Pancasila dan Gotong Royong

Sebelum merdeka dan menjadi negara, bangsa Indonesia telah melewati sejarah ratusan hingga ribuan tahun. Sudah diakui dunia bahwa dalam rentan waktu yang panjang tersebut, Indonesia adalah bangsa besar. Bangsa yang kaya. Bangsa yang penuh dengan kearifan. Indonesia juga memberikan catatan sejarah yang panjang tentang bagaimana mengatur kehidupan mereka. Juga bagaimana berinteraksi dengan bangsa dan negara lain. Sehingga tidak berlebihan jika Indonesia disebut sebagai bangsa yang jaya.

 

Kata “jaya” bagi Indonesia bukanlah hal yang berlebihan. Hal ini bisa dilihat dari Majapahit atau Sriwijaya yang pernah menjadi kerajaan besar di muka bumi. Kejayaan kerajaan tersebut bukan hanya direpresentasikan dengan harta yang melimpah. Namun juga kebudayaan dan kerukunannya yang tinggi. Juga dengan sistem pemerintahan yang sudah tinggi di zamannya. Wilayah kekuasaan Nusantara yang luas juga menunjukkan kerja keras dan kebersamaan.

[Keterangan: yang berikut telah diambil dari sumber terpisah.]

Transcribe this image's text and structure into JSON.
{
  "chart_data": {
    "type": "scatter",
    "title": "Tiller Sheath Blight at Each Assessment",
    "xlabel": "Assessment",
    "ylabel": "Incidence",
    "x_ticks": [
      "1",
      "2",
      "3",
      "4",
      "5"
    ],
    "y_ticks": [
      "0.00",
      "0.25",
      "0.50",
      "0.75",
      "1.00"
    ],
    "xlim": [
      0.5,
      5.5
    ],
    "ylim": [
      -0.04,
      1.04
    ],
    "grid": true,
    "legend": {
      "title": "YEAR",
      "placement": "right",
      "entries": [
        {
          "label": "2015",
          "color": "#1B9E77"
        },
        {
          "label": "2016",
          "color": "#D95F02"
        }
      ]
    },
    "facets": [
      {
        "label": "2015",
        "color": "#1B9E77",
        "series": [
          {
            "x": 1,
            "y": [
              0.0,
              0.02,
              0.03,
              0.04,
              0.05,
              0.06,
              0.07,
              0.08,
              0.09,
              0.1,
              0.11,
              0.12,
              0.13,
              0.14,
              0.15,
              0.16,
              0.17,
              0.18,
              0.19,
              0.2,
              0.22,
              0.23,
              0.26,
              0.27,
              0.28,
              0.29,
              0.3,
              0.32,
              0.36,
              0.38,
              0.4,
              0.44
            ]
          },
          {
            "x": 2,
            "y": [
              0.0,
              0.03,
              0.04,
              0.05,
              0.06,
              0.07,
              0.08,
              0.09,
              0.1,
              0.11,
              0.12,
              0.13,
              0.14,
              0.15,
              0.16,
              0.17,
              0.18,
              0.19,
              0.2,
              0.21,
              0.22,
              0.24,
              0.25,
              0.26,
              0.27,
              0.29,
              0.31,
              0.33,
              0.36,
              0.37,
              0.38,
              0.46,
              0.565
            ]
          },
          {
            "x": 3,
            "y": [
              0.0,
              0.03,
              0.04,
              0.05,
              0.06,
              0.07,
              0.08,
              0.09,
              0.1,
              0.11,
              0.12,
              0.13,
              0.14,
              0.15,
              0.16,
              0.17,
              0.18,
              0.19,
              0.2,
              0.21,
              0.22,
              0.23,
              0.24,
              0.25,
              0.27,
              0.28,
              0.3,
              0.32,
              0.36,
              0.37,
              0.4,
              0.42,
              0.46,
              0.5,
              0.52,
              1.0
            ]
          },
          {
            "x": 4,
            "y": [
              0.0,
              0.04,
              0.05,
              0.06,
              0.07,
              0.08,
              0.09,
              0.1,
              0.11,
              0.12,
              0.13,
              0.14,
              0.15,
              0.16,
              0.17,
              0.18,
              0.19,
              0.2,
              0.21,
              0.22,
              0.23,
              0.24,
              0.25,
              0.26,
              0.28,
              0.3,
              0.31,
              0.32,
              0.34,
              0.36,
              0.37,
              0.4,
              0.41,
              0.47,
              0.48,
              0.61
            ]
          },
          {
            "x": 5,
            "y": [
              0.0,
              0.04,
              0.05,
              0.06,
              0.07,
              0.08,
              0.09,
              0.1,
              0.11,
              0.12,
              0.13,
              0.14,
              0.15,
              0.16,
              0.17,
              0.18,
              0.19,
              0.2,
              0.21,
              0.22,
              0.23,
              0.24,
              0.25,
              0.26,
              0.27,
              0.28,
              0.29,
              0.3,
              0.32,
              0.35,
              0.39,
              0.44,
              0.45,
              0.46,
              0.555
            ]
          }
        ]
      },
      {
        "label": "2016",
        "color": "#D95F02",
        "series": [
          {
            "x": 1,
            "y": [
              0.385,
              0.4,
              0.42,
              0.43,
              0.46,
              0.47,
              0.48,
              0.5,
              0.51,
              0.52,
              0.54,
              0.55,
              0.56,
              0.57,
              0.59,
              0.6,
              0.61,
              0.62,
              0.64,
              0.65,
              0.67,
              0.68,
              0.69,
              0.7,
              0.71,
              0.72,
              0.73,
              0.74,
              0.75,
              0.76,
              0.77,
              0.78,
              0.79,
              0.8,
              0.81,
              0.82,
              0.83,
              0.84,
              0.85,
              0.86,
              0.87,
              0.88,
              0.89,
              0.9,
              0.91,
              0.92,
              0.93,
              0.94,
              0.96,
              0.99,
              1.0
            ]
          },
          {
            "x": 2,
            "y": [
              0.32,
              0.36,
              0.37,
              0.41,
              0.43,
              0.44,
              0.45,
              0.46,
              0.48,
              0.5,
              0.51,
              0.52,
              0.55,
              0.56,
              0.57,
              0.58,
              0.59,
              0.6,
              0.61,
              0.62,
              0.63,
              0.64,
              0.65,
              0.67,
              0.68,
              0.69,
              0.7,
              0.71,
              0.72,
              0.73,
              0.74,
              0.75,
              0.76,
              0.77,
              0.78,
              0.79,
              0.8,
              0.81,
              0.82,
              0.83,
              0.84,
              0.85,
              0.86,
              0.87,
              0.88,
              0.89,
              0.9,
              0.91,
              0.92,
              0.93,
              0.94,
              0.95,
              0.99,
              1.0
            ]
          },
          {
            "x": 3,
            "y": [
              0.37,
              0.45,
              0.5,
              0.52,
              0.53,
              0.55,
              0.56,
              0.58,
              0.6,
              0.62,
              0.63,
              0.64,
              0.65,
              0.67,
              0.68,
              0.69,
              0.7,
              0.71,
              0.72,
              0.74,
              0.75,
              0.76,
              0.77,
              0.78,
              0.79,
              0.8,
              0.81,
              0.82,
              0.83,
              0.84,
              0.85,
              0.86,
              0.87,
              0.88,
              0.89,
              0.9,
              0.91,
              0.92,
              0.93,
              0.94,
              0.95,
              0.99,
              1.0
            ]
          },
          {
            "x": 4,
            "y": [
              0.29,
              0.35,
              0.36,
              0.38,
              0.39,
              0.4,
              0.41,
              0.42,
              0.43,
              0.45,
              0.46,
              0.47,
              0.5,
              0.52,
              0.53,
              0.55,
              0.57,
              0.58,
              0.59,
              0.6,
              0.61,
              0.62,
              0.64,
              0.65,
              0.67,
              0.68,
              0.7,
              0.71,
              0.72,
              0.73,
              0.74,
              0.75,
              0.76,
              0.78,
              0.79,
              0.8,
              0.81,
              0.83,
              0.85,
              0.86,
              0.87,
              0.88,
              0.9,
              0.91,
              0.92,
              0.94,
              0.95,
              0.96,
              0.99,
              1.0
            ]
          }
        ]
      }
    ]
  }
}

Besarnya wilayah disatukan dengan semangat kebinekaan yang tunggal ika.

Kejayaan Indonesia juga bisa terlihat dari peninggalan-peninggalan sejarah. Seperti peninggalan Candi Borobudur dan Prambanan. Borobudur bukan dikerjakan oleh para budak, namun rakyat secara sukarela (gotong royong). Bangsa kita pada juga dikenal mempunyai spiritual tinggi. Dari segi teknologi, kala itu bangsa Indonesia juga dikenal sudah mencapai kemajuan. Hal ini tercermin dari armada angakatan bersenjata yang dimiliki kerajaan besar zaman dahulu.

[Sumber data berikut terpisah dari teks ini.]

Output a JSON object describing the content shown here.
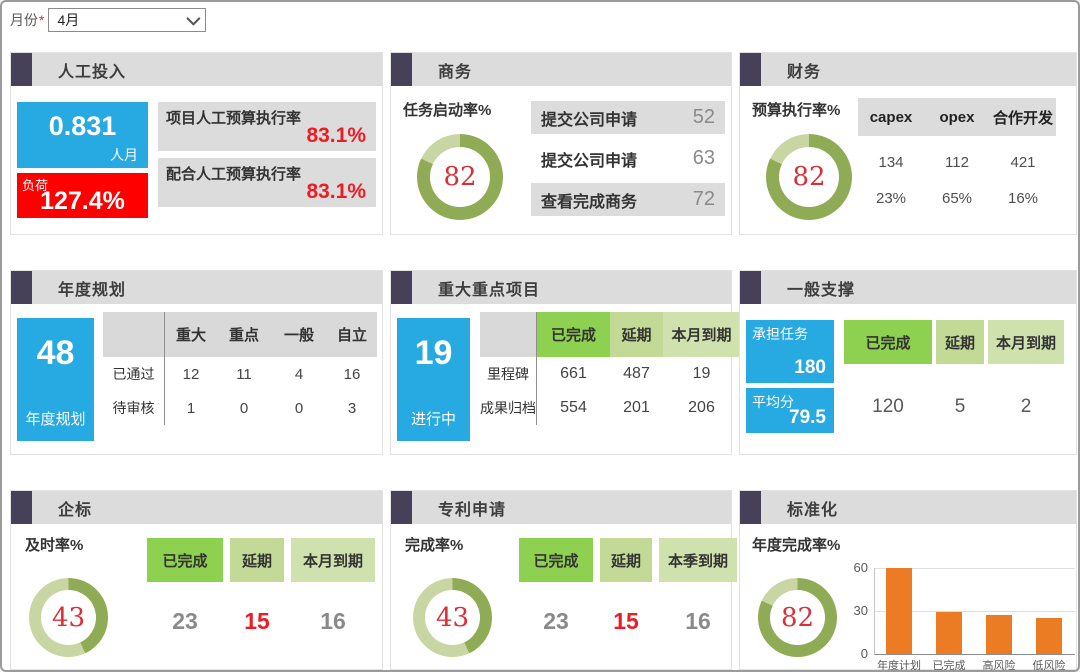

Kejayaan Indonesia sebagai bangsa mengalami keterpurukan ketika kolonialisme datang. Penjajahan yang dibangun atas perpecahan bangsa telah menghilangkan kebesaran Indonesia. Perpecahan antar suku bangsa, perebutan kekuasaan antar elit masyarakat menjadi Indonesia dengan mudah dimanfaatkan bangsa asing. Potensi perpecahan juga diciptakan dan dipelihara kaum kolonialis. Akhirnya Indonesia menjadi bangsa jajahan yang mudah diadu domba. Lebih miris lagi, keadaan ini dilakukan para penjajah dengan bekerja sama dengan elit kerajaan yang berhasil mereka bujuk rayu dengan harta benda. Sehingga rela ikut serta menjadi antek penjajah.

Kesadaran akan kebesaran Indonesia sebagai bangsa baru muncul kembali pada awal abad dua puluh. Kala itu sejumlah anak bangsa yang terpelajar menyadari keterpurukan bangsanya. Maka muncullah sejumlah kelompok pelajar. Sebut saja perkumpulan Boodie Oetomo yang berasal dari mahasiswa Stovia Batavia. Setelah itu juga muncul perkumpulan pelajar-pelajar lain di sejmlah daerah. Semangat kebangsaan yang berkobar membuat mereka berikrar dalam “Sumpah Pemuda” 28 Oktober 1928.

Akhirnya semangat bersama untuk mengembalikan kejayaan bangsa terus dikobarkan hingga pada tahun-tahun setelahnya. Mereka mencapai puncak pada saat proklamasi Kemerdekaan Indonesia yang dibacakan Sukarno-Hatta pada 17 Agustus 1945.

Bung Karno sebagai salah satu aktor utama kemerdekaan sejak lama menyadari atas kebesaran bangsanya. Maka ketika berpikir dan berjuang untuk kemerdekaan dia juga memikirkan dasar serta landasan yang akan menjadi komponen penting negara baru bernama Indonesia. Dasar ini menjadi penting karena di sanalah semua akan berpijak.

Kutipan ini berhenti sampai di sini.